Confitional love almost always starts from childhood where parents (un)intentionally teach their child that their worth is conditional on their performance. Like other samaskaras from they childhood this is also usually very deep rooted as behavioral reinforcement is more effective the younger the person.
This is a hard one to fix by the one suffering from conditional love samaskara because each failure is a hit to their confidence and faith in themselves. Failure to fix becomes a failure in itself and so on. It is really important to look for intrinsic value and to really catch these thought loops and patterns. It is important to consider upbringing and treatment from parents.
The Fantasy Trap
Our mind actually uses negative emotion to motivate us to change. However, our mind has a coping mechanism – fantasy – that protects us from negative emotion. Unfortunately, getting caught up in fantasy can lead us to be trapped in a false world – where we dream and dream, and never make change.

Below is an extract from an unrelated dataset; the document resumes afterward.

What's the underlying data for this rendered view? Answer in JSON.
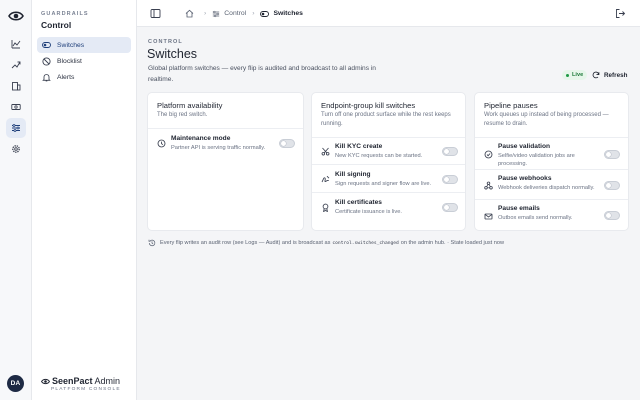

Hopelessness can come from this feeling that what happened in the past is definitive and also paved the way for the present and future with no hope of changing it. Regret about the past can become fantasy: all the woulda, shoulda, couldas. It is really easy to get into these thoughts about “how life would be if I had done X, Y, Z” and the mind can really get a sense of truimph from these fantasies.
This is quite dangerous as the brain actually learns from negative emotions. Negative emotions spur and lead change, but fantasy can kind of drain all the negative emotion away.